Reproductive Technologies and the Birth Defect Risk

Published - Written by Lisa Rosenbaum

The constant publication of clinical trials may give the impression that for every question, there is an answer. The reality, however, is that many clinical questions do not lend themselves to investigation in a randomized, controlled fashion. Whether assisted reproductive technology causes an increased rate of birth defects is one such question. Although for some time there has been a known association between birth defects and infertility treatments, it has been impossible to know whether infertility treatments actually cause birth defects, or whether this association is actually due to the underlying parental factors that necessitate infertility treatment in the first place. Moreover, it has also remained unclear whether specific types of fertility treatments, such as in vitro fertilization, (IVF) or intracytoplasmic sperm injection, (ICSI), differentially increase birth defect risk. How to find the answer?

True randomization remains elusive, but in “Reproductive Technologies and the Risk of Birth Defects,” Davies et al of the Robinson Institute in Australia present data from the largest registry to-date, further untangling some of these complicated associations. In this population-wide cohort study, the authors compared over 6000 births from assisted reproductive technology with some 300,000 unassisted conceptions to assess associated rates of birth defects.
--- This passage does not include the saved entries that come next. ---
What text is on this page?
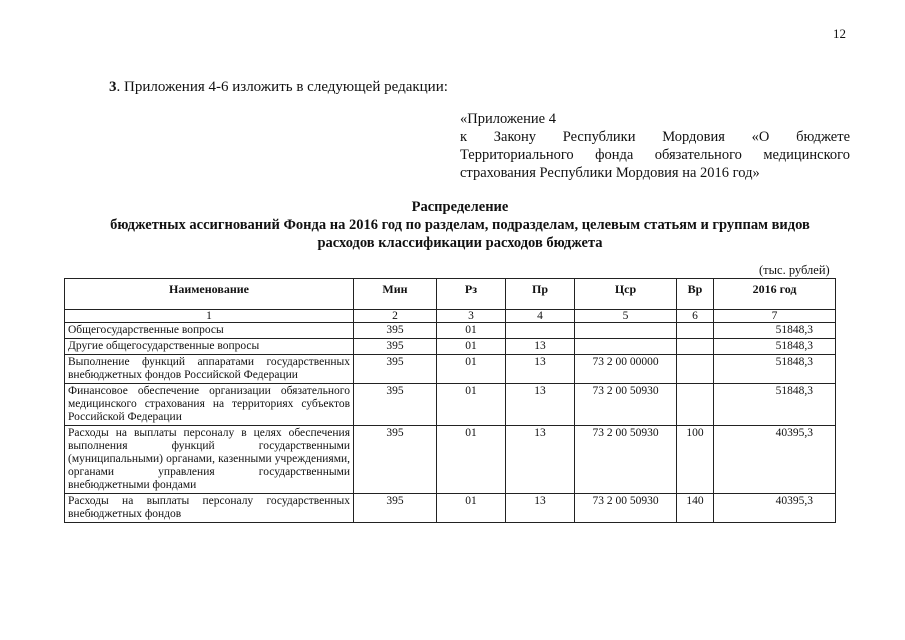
12
3. Приложения 4-6 изложить в следующей редакции:
«Приложение 4
к Закону Республики Мордовия «О бюджете
Территориального фонда обязательного медицинского
страхования Республики Мордовия на 2016 год»
Распределение
бюджетных ассигнований Фонда на 2016 год по разделам, подразделам, целевым статьям и группам видов
расходов классификации расходов бюджета
(тыс. рублей)
Наименование	Мин	Рз	Пр	Цср	Вр	2016 год
1	2	3	4	5	6	7
Общегосударственные вопросы	395	01				51848,3
Другие общегосударственные вопросы	395	01	13			51848,3
Выполнение функций аппаратами государственных внебюджетных фондов Российской Федерации	395	01	13	73 2 00 00000		51848,3
Финансовое обеспечение организации обязательного медицинского страхования на территориях субъектов Российской Федерации	395	01	13	73 2 00 50930		51848,3
Расходы на выплаты персоналу в целях обеспечения выполнения функций государственными (муниципальными) органами, казенными учреждениями, органами управления государственными внебюджетными фондами	395	01	13	73 2 00 50930	100	40395,3
Расходы на выплаты персоналу государственных внебюджетных фондов	395	01	13	73 2 00 50930	140	40395,3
The following types of births were compared: births from each mode of infertility treatment, births as a result of unassisted conception among women who required assisted reproductive technology previously, births to women with a history of infertility who had not received reproductive technology and births to women with neither a history of infertility nor treatment.
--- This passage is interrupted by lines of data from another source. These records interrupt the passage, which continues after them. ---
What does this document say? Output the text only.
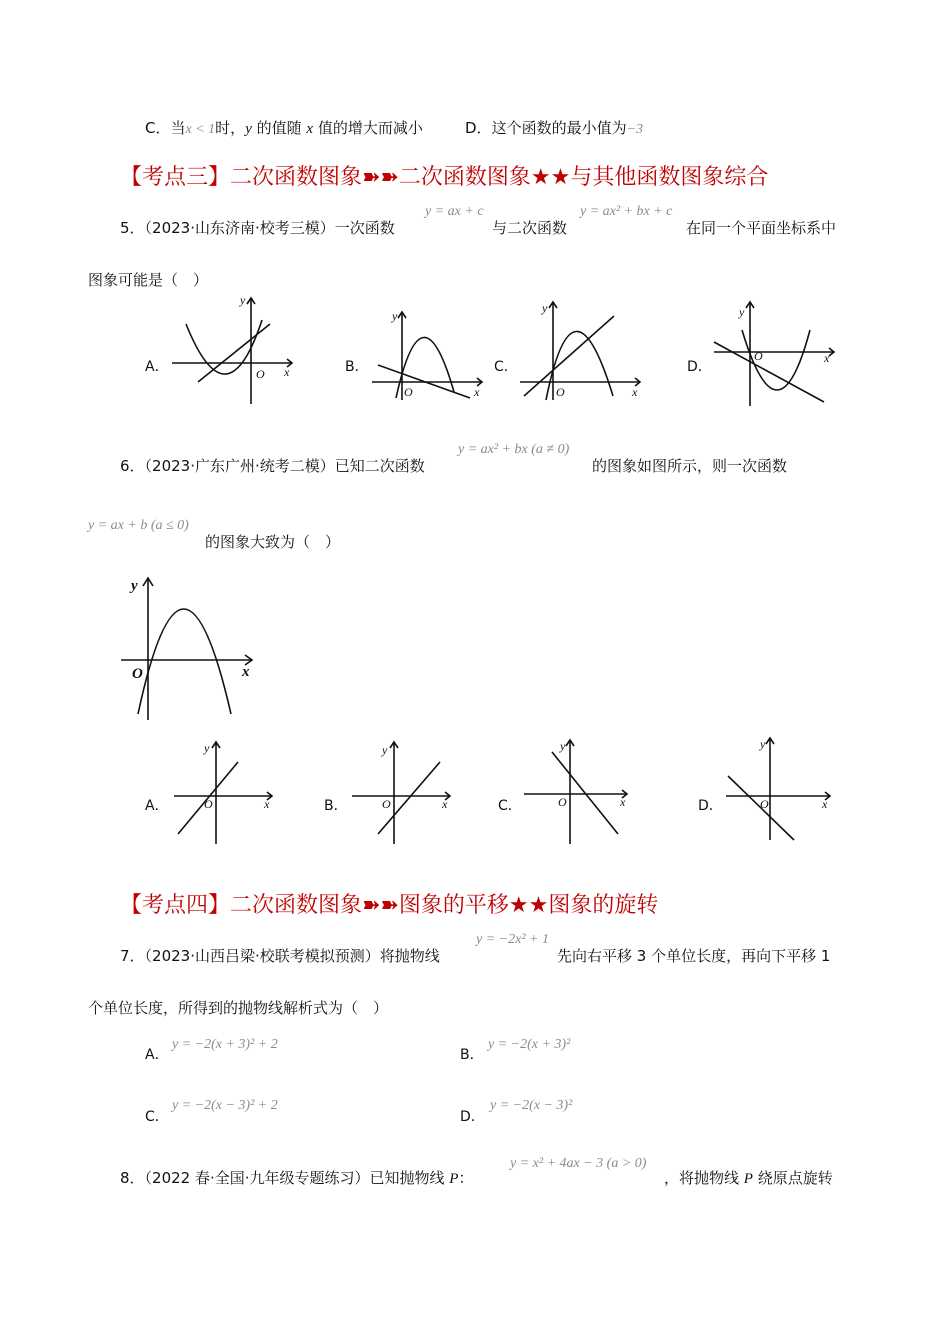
C．当x < 1时，y 的值随 x 值的增大而减小	D．这个函数的最小值为−3
【考点三】二次函数图象➽➽二次函数图象★★与其他函数图象综合
5．（2023·山东济南·校考三模）一次函数
y = ax + c
与二次函数
y = ax² + bx + c
在同一个平面坐标系中
图象可能是（　）
A．	B．	C．	D．
y
x
O
y
x
O
y
x
O
y
x
O
6．（2023·广东广州·统考二模）已知二次函数
y = ax² + bx (a ≠ 0)
的图象如图所示，则一次函数
y = ax + b (a ≤ 0)
的图象大致为（　）
y
x
O
A．	B．	C．	D．
y
x
O
y
x
O
y
x
O
y
x
O
【考点四】二次函数图象➽➽图象的平移★★图象的旋转
7．（2023·山西吕梁·校联考模拟预测）将抛物线
y = −2x² + 1
先向右平移 3 个单位长度，再向下平移 1
个单位长度，所得到的抛物线解析式为（　）
A．
y = −2(x + 3)² + 2
B．
y = −2(x + 3)²
C．
y = −2(x − 3)² + 2
D．
y = −2(x − 3)²
8．（2022 春·全国·九年级专题练习）已知抛物线 P：
y = x² + 4ax − 3 (a > 0)
，将抛物线 P 绕原点旋转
What did they find? The risk of a birth defect appeared significantly higher in pregnancies conceived using either in vitro fertilization (IVF) or intracytoplasmic sperm injection (ICSI), as compared with unassisted births, with an adjusted odds ratio of 1.28. Various types of congenital defects were assessed for their association with assisted reproduction. Assisted conception was associated with an increased rate of any defect and multiple defects, as well as with cardiovascular, urogenital, gastrointestinal abnormalities, and cerebral palsy.  It should be noted that there were also differences, such as in age, race, and medical conditions including diabetes and pregnancy-induced hypertension, between mothers who required assisted reproduction and those who didn’t; after adjustment for such factors IVF was no longer associated with a higher rate of birth defects, although there was still an increased risk (albeit attenuated) associated with ICSI.

What to make of these data? In the absence of randomization, these results must be interpreted with caution, as potential confounders remain. In this specific case, paternal data were unavailable, raising the question of whether the residual risk that remained was related to parental factors, rather than to the ICSI itself. Furthermore, an increased risk of birth defects was also found among women with prior infertility without assisted reproductive technology, again suggesting that parental factors may be contributing, as opposed to the technology. Moreover, it is important to note that the absolute magnitude of the risk increases seen with assisted reproductive technologies was modest. The risk of any birth defect was 8.3% for those who received assisted technology, versus 5.8% for those who conceived without assistance.

That said, patient counseling should likely note the presence of a persistent association between IVF and birth defects, despite controlling for maternal factors known to cause birth defects. More importantly, as far as identification of problems that are “actionable,” the possibility of a more elevated risk of ICSI warrants further investigation, as this may be an approach couples ultimately choose when clearly needed for conception.

Ultimately, these data don’t deliver answers that are as definitive as we would like. However, given the virtual impossibility of randomized trials with this particular cohort, these may be the best answers we will ever get.